The landmark prosecution comes after his parents Sarah and Tom Richford, who are both teachers, spent years fighting for answers. And it follows a Daily Mail investigation which last year exposed the trust’s failure to report 100 out of 124 baby deaths to the coroner over seven years, even though many were sudden and unexplained.
Harry’s parents welcomed the guilty plea yesterday, saying it delivered ‘some level of justice’ and hopefully meant other babies would not suffer the same fate.
Mrs Richford, 32, said: ‘We’ve got some level of justice that means that although Harry’s life was short, hopefully it’s made a difference and that other babies won’t die.
‘If somebody had done this before Harry
‘Some level of justice’
was born he may be alive today.’ Mr Richford added that they have had to put their lives on hold to fight for justice.
He said: ‘It’s been really difficult, we have had to investigate this ourselves. We really should be allowed to just get on as grieving parents and move on with our lives.
‘But instead our lives have been on pause for three-and-a-half years while we try to get some justice and accountability so we know that Harry’s life albeit just seven days of it... has got a long lasting impact.’
Harry is one of up to 15 potentially avoidable baby deaths to have occurred at the trust – which is the subject of an independent inquiry – in the last seven years.
East Kent pleaded guilty at Folkestone Magistrates’ Court yesterday to failing to provide safe care and treatment to Harry and his mother under the Health and Social Care Act 2008.
District Judge Justin Barron told the Richfords that he had the power to order an unlimited fine against the trust at sentencing in June.
It is the first time the Care Quality Commission has prosecuted an NHS trust for poor clinical care.
The health watchdog started a criminal investigation in 2019 and the trust was charged with exposing Harry and his mother to ‘avoidable harm’.
His parents said they fear that the serious failings would have been ‘ brushed under a carpet’ if they had not campaigned for answers. Mr Richford added: ‘ At every hurdle it did seem that the hospital were trying to avoid scrutiny. They didn’t want to lose out on their reputation.’
After a ‘textbook’ pregnancy, the first time mother had an emergency caesarean section which was performed too late and by an inexperienced locum who had not been fully assessed by the trust.
Harry was born silent and limp and there was another delay in resuscitating him. He died seven days later from irreversible brain damage. East Kent initially refused to refer Harry’s death to the coroner claiming it was ‘expected’ but his grandfather, Derek Richford, did so in March 2018 as he feared a cover-up.
The resulting three-week inquest last January exposed serious failings at the trust and ruled that Harry’s death was ‘wholly avoidable’ and amounted to ‘neglect’.

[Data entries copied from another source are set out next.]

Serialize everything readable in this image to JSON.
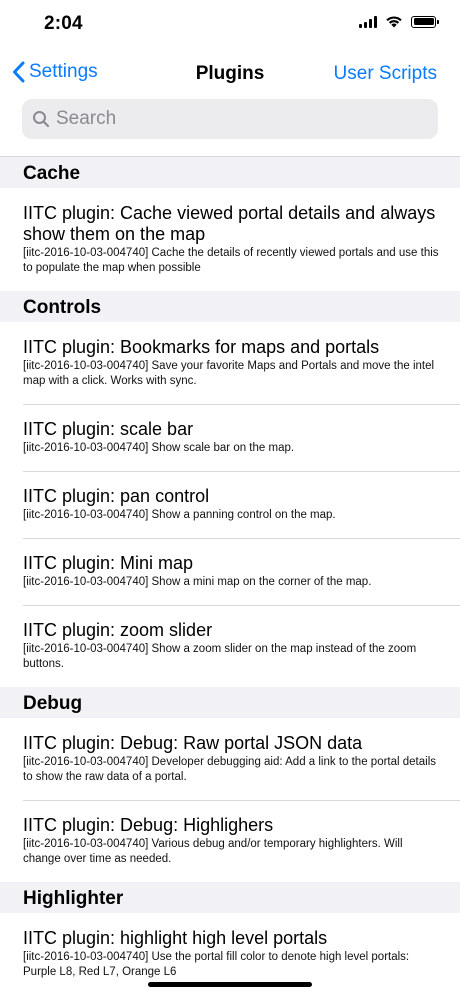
{
  "status": {
    "time": "2:04"
  },
  "nav": {
    "back_label": "Settings",
    "title": "Plugins",
    "right_label": "User Scripts"
  },
  "search": {
    "placeholder": "Search",
    "value": ""
  },
  "sections": [
    {
      "name": "Cache",
      "items": [
        {
          "title": "IITC plugin: Cache viewed portal details and always show them on the map",
          "desc": "[iitc-2016-10-03-004740] Cache the details of recently viewed portals and use this to populate the map when possible"
        }
      ]
    },
    {
      "name": "Controls",
      "items": [
        {
          "title": "IITC plugin: Bookmarks for maps and portals",
          "desc": "[iitc-2016-10-03-004740] Save your favorite Maps and Portals and move the intel map with a click. Works with sync."
        },
        {
          "title": "IITC plugin: scale bar",
          "desc": "[iitc-2016-10-03-004740] Show scale bar on the map."
        },
        {
          "title": "IITC plugin: pan control",
          "desc": "[iitc-2016-10-03-004740] Show a panning control on the map."
        },
        {
          "title": "IITC plugin: Mini map",
          "desc": "[iitc-2016-10-03-004740] Show a mini map on the corner of the map."
        },
        {
          "title": "IITC plugin: zoom slider",
          "desc": "[iitc-2016-10-03-004740] Show a zoom slider on the map instead of the zoom buttons."
        }
      ]
    },
    {
      "name": "Debug",
      "items": [
        {
          "title": "IITC plugin: Debug: Raw portal JSON data",
          "desc": "[iitc-2016-10-03-004740] Developer debugging aid: Add a link to the portal details to show the raw data of a portal."
        },
        {
          "title": "IITC plugin: Debug: Highlighers",
          "desc": "[iitc-2016-10-03-004740] Various debug and/or temporary highlighters. Will change over time as needed."
        }
      ]
    },
    {
      "name": "Highlighter",
      "items": [
        {
          "title": "IITC plugin: highlight high level portals",
          "desc": "[iitc-2016-10-03-004740] Use the portal fill color to denote high level portals: Purple L8, Red L7, Orange L6"
        }
      ]
    }
  ],
  "colors": {
    "accent": "#0a7cff",
    "section_bg": "#f2f2f6",
    "separator": "#d8d8dc"
  },
  "icons": [
    "chevron-left-icon",
    "search-icon",
    "signal-icon",
    "wifi-icon",
    "battery-icon"
  ]
}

Other grieving families subsequently came forward with their own potentially avoidable tragedies sparking the inquiry into the standard of care provided by maternity services at the trust.

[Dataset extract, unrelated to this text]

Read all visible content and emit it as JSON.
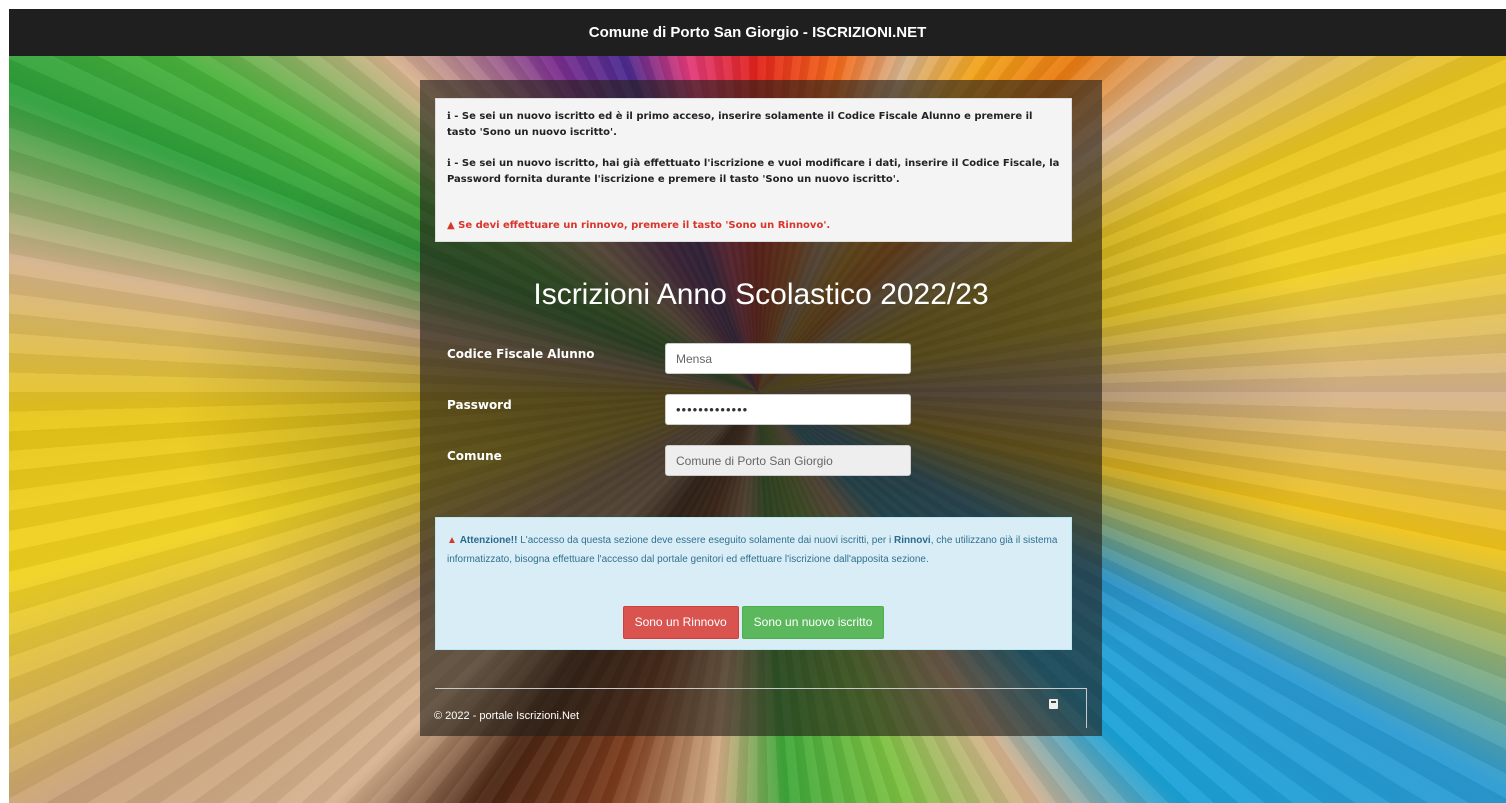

The probe – which is said to have involved 200 families claiming they received poor care at East Kent – is being overseen by Dr Bill Kirkup who led a damning report into the maternity scandal at Morecambe Bay.
Mr Richford said East Kent was finally being made to face up to its failings and added: ‘They’re now beginning to admit their errors and mistakes and hopefully that will continue. The whole time you admit and own your mistakes you’ll hopefully learn from them but the whole time you’re brushing them under the carpet then the same mistakes will happen again and again.’
East Kent Hospitals boss Susan Acott said: ‘We are deeply sorry that we failed Harry, Sarah and the Richford family and apologise unreservedly for our failures in their care. We have already made significant changes following Harry’s death and we will... do everything we can to learn from this tragedy.’
The Richfords said that since the inquest in January last year, the number of neonatal deaths at the trust had dropped by more than half. Mrs Richford said she hopes ‘Harry’s life has made a difference’.